Rebecca Weller is the Associate Director of Hotline Services at Shalom Task Force. Rebecca came to STF after living in Chicago for several years, getting her Bachelor’s of Social Work, and a minor in Women and Gender Studies from Loyola University of Chicago and her Master’s of Social Work from University of Illinois Chicago. Rebecca has long been an advocate for women, including volunteering with Chicago Volunteer Doulas and the Loyola Sexual Assault Crisis Line. Her previous work gave her the opportunity to be the Lifelong Learning Coordinator at Temple Sholom, and a social work intern at Between Friends and EZRA Service Center. At Shalom Task Force Rebecca contributes to overseeing the hotline and chatline volunteers, assists with grant reports, and creates hotline/chatline policies and procedures. Rebecca currently resides in New York and spends her free time taking hikes with her dog and partner, camping, and cooking.

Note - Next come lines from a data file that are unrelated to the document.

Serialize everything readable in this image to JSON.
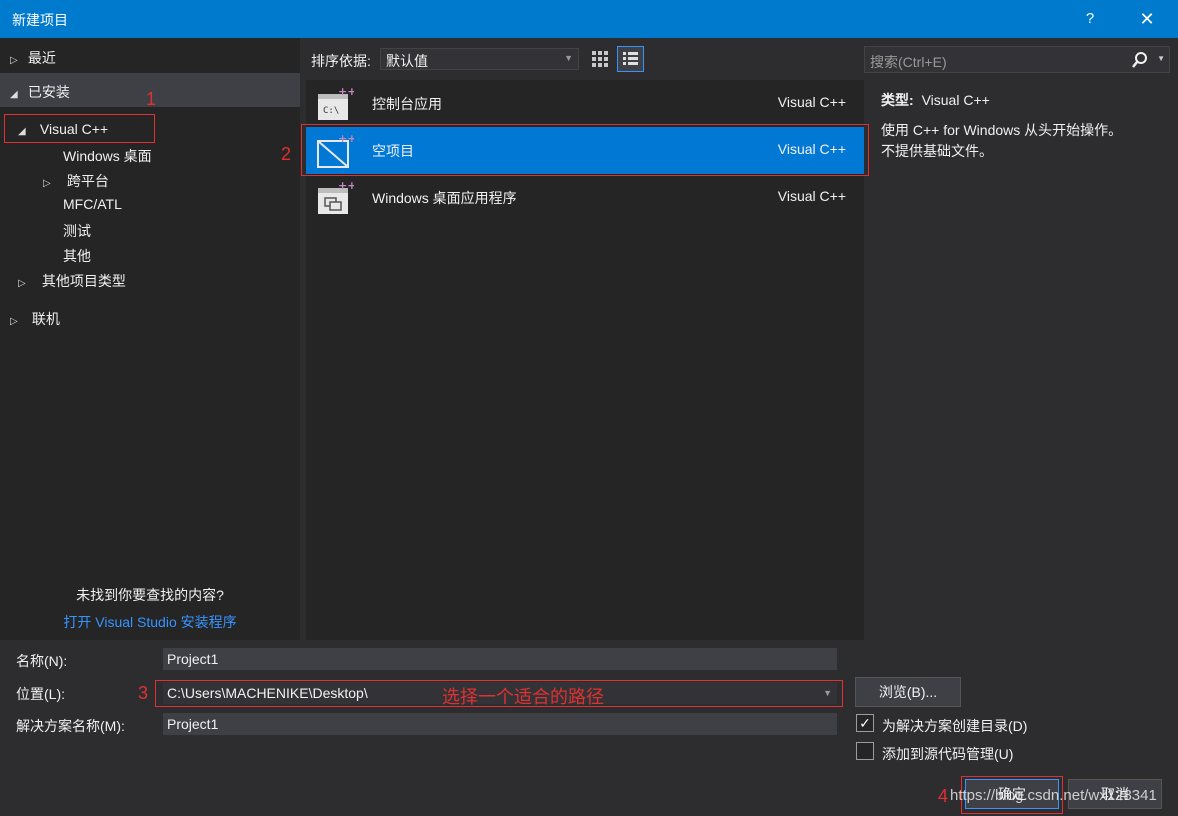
{
  "window": {
    "title": "新建项目",
    "help": "?",
    "close": "✕"
  },
  "left": {
    "recent": "最近",
    "installed": "已安装",
    "visual_cpp": "Visual C++",
    "children": [
      "Windows 桌面",
      "跨平台",
      "MFC/ATL",
      "测试",
      "其他"
    ],
    "other_types": "其他项目类型",
    "online": "联机",
    "not_found": "未找到你要查找的内容?",
    "open_installer": "打开 Visual Studio 安装程序"
  },
  "sort": {
    "label": "排序依据:",
    "value": "默认值"
  },
  "templates": [
    {
      "name": "控制台应用",
      "lang": "Visual C++",
      "icon": "console-app-icon",
      "selected": false
    },
    {
      "name": "空项目",
      "lang": "Visual C++",
      "icon": "empty-project-icon",
      "selected": true
    },
    {
      "name": "Windows 桌面应用程序",
      "lang": "Visual C++",
      "icon": "windows-desktop-app-icon",
      "selected": false
    }
  ],
  "search": {
    "placeholder": "搜索(Ctrl+E)"
  },
  "details": {
    "type_label": "类型:",
    "type_value": "Visual C++",
    "desc_line1": "使用 C++ for Windows 从头开始操作。",
    "desc_line2": "不提供基础文件。"
  },
  "form": {
    "name_label": "名称(N):",
    "name_value": "Project1",
    "location_label": "位置(L):",
    "location_value": "C:\\Users\\MACHENIKE\\Desktop\\",
    "solution_label": "解决方案名称(M):",
    "solution_value": "Project1",
    "browse": "浏览(B)...",
    "create_dir": "为解决方案创建目录(D)",
    "create_dir_checked": true,
    "add_scm": "添加到源代码管理(U)",
    "add_scm_checked": false,
    "ok": "确定",
    "cancel": "取消"
  },
  "annotations": {
    "n1": "1",
    "n2": "2",
    "n3": "3",
    "n4": "4",
    "hint": "选择一个适合的路径",
    "watermark": "https://blog.csdn.net/wx128341"
  },
  "colors": {
    "accent": "#007acc",
    "selected": "#0078d4",
    "annotation": "#e03030",
    "link": "#3794ff"
  }
}
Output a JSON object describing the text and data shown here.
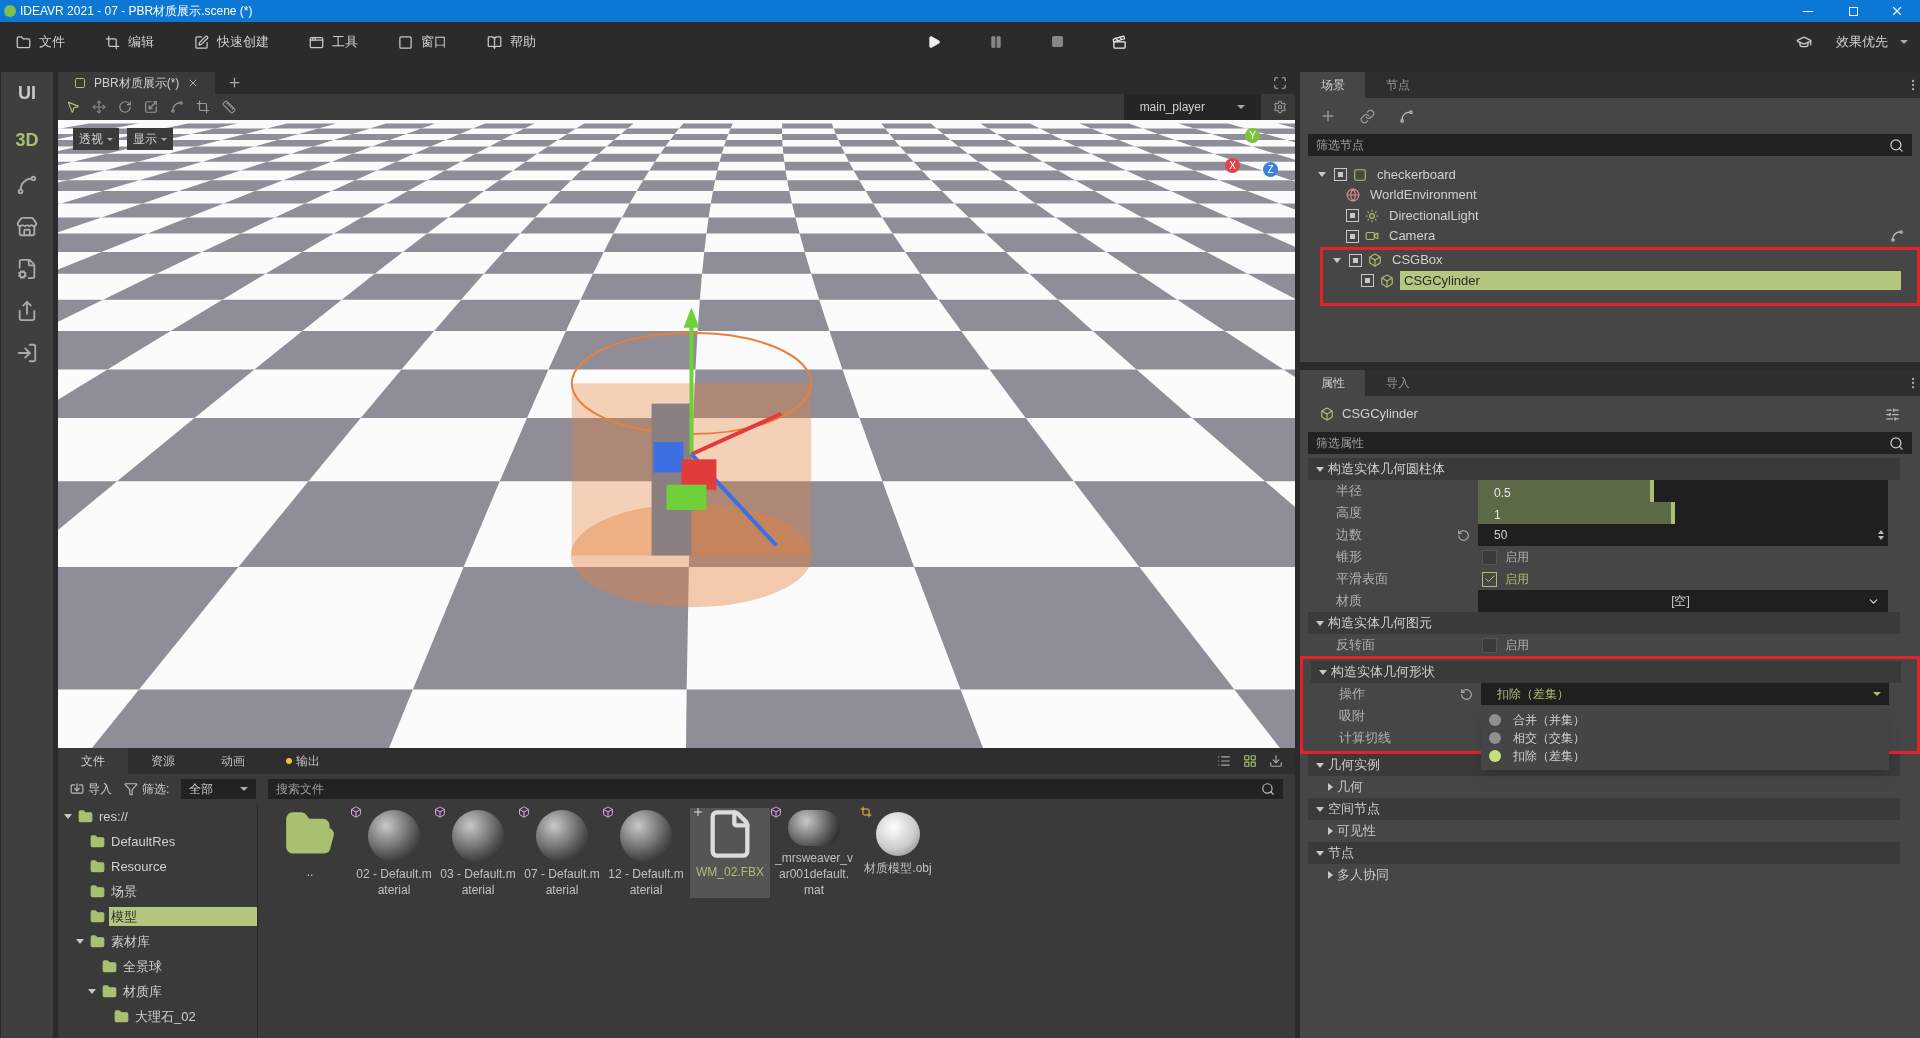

Gail Zatz received her undergraduate degree at UCLA and her law degree at UC Hastings College of the Law. She practiced law in Los Angeles County for 5 years, representing the Department of Children and Family Services. When she left that job, she went to Vermont for some outdoor adventure jobs. After a few years, she returned to the world of public policy and started a government relations firm, Zatz & Renfrew Consulting, where she has been a partner for over 20 years. Their work includes public policy development, government relations, lobbying, grassroots organizing, and other consulting services. The issues on which they work includes criminal justice reform, domestic and sexual violence, health and mental health care, substance use, and long-term care. Gail moved back to Los Angeles several years ago. She does her Vermont work remotely and her firm does some consulting work here in California.